Fonterra's plan to return $1 billion to shareholders in three years through the divestments of overseas milk pools is the right move, according to Waikato farmer Andrew McGiven.
Last week the co-operative reported third quarter normalised earnings of 34c/share but is staying quiet about any plans for a dividend payment at the end of this financial year. At its half-year update, Fonterra announced an interim dividend of 5c/share.
Fonterra chief executive Miles Hurrell expects earnings in the fourth quarter to come under further pressure and full year earnings are expected to be more towards the mid-point of the range.
A high milk price means higher costs associated with producing value-added products for the co-ops.
Hurrell says there are some clouds on the horizon when it comes to Fonterra's earnings performance.

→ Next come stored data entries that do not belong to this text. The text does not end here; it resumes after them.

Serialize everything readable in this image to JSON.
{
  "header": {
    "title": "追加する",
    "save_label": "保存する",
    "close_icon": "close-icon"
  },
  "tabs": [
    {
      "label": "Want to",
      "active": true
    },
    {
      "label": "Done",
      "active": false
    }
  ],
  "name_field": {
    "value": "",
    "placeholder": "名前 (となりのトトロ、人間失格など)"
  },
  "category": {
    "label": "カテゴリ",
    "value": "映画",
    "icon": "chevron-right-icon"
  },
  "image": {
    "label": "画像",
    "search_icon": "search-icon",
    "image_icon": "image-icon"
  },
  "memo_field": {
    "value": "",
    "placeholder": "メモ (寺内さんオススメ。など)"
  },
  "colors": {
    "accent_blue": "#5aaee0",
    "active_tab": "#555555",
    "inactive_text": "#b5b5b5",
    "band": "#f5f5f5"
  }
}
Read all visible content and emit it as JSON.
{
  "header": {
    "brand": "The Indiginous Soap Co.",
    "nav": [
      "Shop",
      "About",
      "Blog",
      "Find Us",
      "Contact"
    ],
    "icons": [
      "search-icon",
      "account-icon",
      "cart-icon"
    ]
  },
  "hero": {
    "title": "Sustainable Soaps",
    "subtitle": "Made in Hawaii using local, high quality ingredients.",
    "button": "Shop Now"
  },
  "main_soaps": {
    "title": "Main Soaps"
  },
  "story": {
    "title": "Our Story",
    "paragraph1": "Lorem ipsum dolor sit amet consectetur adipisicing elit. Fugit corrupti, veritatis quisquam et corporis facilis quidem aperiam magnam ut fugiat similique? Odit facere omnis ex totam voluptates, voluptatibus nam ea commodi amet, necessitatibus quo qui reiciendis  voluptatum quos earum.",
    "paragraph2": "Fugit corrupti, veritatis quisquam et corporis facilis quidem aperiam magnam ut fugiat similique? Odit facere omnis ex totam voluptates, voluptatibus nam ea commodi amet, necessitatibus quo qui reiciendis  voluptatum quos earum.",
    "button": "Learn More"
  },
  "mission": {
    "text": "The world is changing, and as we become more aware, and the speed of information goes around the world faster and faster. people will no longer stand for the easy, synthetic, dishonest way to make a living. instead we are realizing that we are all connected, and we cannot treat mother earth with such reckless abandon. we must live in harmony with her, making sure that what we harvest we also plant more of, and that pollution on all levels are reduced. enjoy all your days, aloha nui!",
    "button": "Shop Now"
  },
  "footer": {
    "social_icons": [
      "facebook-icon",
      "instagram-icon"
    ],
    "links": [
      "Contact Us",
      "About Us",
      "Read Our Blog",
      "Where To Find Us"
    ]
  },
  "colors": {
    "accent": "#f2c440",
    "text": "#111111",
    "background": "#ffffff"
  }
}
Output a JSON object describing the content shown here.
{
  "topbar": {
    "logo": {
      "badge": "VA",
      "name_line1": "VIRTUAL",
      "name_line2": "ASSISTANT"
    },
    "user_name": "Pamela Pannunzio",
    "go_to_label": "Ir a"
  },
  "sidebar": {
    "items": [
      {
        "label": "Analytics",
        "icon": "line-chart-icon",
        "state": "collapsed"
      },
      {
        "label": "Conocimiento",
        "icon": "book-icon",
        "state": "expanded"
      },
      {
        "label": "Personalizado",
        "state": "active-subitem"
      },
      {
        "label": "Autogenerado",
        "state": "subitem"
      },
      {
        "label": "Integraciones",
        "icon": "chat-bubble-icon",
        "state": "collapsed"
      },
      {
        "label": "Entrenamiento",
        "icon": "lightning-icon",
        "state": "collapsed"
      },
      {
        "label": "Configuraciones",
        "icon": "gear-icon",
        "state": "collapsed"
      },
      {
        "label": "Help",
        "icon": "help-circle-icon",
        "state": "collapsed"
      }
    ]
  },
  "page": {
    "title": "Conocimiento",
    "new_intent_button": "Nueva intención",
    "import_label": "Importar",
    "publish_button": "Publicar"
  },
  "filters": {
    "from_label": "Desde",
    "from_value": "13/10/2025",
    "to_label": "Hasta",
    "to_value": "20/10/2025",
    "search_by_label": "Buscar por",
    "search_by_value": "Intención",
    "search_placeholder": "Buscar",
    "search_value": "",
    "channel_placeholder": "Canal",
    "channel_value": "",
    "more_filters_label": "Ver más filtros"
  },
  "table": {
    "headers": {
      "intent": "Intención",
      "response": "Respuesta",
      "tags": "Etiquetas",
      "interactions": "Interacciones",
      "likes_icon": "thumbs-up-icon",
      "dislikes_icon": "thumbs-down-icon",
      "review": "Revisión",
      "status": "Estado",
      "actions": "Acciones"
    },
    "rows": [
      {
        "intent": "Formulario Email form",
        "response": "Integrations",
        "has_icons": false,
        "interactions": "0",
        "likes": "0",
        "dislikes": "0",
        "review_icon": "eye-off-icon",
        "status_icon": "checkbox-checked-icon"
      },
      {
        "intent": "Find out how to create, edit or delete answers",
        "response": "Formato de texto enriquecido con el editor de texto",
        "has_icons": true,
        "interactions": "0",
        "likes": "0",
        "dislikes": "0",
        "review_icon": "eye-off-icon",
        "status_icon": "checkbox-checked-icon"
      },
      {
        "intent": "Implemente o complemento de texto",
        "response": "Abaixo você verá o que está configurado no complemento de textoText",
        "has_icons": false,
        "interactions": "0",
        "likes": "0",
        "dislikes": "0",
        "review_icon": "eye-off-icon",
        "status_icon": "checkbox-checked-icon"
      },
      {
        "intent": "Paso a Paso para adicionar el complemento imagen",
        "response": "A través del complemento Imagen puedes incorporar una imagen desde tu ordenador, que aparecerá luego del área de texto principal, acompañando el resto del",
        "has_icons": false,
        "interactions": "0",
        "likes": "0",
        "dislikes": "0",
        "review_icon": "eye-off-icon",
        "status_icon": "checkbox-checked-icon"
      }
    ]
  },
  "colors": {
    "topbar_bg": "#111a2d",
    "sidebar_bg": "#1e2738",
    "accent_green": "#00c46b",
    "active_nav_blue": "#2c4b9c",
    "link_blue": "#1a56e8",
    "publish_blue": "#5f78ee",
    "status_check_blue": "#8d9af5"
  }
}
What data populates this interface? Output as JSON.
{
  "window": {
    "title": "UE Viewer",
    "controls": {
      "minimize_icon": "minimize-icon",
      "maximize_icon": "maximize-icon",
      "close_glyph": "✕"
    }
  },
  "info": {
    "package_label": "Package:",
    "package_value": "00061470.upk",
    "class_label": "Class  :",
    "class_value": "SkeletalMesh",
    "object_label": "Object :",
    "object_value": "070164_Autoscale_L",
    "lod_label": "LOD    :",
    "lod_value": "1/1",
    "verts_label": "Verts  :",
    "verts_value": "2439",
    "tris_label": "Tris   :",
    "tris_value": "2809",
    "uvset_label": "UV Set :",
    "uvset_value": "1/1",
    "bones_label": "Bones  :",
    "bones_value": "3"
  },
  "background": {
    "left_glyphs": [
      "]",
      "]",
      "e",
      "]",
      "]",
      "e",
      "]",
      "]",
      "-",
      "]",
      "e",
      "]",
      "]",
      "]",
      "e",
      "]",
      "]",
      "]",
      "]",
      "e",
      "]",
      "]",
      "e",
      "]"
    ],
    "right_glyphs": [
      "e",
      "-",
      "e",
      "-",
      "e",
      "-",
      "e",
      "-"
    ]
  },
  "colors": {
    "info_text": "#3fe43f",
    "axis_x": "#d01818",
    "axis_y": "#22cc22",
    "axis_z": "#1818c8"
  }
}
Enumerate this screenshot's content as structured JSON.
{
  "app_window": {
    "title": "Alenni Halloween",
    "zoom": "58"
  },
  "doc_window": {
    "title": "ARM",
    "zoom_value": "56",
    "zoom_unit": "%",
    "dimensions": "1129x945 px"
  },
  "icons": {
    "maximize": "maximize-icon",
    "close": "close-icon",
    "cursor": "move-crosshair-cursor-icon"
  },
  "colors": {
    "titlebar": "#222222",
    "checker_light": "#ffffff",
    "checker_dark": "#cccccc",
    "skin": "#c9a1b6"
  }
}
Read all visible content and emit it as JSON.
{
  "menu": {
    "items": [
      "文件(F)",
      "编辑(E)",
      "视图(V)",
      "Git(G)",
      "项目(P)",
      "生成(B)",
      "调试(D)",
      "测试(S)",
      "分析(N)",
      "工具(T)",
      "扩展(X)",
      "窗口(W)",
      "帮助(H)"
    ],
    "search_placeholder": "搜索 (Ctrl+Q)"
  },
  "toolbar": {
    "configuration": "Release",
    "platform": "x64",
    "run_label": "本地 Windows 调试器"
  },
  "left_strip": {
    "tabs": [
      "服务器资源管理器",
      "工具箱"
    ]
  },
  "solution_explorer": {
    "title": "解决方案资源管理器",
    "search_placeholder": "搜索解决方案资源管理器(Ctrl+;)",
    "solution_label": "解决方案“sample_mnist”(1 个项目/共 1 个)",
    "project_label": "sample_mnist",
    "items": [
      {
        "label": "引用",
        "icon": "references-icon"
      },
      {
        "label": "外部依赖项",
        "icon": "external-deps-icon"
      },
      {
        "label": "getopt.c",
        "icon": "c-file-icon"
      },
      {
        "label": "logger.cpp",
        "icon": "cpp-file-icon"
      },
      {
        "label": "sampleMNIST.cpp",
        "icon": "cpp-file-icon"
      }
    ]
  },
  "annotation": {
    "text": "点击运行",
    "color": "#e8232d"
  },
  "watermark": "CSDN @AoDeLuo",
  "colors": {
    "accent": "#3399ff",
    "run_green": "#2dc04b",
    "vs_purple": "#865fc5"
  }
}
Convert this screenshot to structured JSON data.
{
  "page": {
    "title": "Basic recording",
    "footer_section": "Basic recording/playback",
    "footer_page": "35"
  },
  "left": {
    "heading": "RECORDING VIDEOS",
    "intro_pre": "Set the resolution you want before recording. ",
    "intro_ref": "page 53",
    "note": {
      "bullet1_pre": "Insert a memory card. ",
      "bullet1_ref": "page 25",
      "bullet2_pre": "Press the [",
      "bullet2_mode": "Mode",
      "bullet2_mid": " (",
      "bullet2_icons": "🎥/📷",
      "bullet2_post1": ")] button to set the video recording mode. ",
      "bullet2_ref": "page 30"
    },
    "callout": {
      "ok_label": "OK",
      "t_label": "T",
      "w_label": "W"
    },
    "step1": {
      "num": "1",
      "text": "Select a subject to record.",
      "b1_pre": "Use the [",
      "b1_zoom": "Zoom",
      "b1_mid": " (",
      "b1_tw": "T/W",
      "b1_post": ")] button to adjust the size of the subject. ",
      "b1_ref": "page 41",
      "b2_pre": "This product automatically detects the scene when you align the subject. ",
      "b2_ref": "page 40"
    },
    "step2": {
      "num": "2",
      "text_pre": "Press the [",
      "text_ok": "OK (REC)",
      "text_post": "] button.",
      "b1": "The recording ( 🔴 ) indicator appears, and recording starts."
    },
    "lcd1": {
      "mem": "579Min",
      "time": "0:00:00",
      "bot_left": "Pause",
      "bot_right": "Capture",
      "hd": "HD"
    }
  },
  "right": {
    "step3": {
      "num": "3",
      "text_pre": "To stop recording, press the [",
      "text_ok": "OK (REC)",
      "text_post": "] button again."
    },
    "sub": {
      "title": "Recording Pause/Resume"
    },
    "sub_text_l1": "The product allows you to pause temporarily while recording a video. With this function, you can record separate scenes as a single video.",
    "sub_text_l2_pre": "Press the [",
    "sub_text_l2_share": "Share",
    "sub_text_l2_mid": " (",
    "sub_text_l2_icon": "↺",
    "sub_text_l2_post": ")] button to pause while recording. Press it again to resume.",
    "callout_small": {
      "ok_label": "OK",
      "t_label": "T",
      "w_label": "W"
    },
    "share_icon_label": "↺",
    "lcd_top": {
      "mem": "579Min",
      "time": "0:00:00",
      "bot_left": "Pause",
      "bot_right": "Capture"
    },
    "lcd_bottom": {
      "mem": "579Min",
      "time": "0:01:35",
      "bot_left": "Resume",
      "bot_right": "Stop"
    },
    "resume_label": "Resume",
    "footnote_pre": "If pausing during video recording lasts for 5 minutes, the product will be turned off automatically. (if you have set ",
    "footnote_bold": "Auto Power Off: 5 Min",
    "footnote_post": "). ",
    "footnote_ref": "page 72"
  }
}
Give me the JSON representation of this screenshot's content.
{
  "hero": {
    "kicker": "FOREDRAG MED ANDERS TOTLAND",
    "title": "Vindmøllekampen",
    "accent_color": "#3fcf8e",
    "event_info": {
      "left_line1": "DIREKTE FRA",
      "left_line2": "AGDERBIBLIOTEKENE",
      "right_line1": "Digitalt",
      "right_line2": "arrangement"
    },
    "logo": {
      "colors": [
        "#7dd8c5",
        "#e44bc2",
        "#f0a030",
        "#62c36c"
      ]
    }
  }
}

"While overall we've seen stronger gross margins so far this year, they've narrowed in the third quarter as the increasing raw milk prices have flowed through to our input costs, and the pricing lags on sales contracts with customers have delayed our ability to pass through the increase in our input costs," he says.
Fonterra is forecasting increased pressure on margins in the fourth quarter.
Hurrell says this is compounded by the normal seasonal profile of its business - ongoing fixed costs but lower volumes of milk being processed and sold.
"All of this means the fourth quarter will be challenging from an earnings perspective and we expect the margin pressure to continue into the first quarter of the 2022 financial year."
For nine months ending April 30, Fonterra delivered a normalised net profit after tax (NPAT) of $587 million, up 61% year-on-year.
Fonterra's China business has made another solid contribution to the co-operative's third quarter results.
For the nine months ending April 30, the Greater China business delivered normalised earnings before income tax of $457 million, up 30% compared to last year.
Foodservice, once again, was the big driver behind this result, contributing $93 million of the growth.
Hurrell says Greater China continues to be an important performer for the business.
The co-op's ongoing financial discipline is also a big part of its third quarter performance story, with operating expenses down 5% year-to-date.
However, Hurrell says it is planning some additional expenditure in the final quarter to support brands and product initiatives for next year.
"Our debt reduction over the last couple of years and lower interest rates have reduced our interest bill by $69 million for the nine months," he says.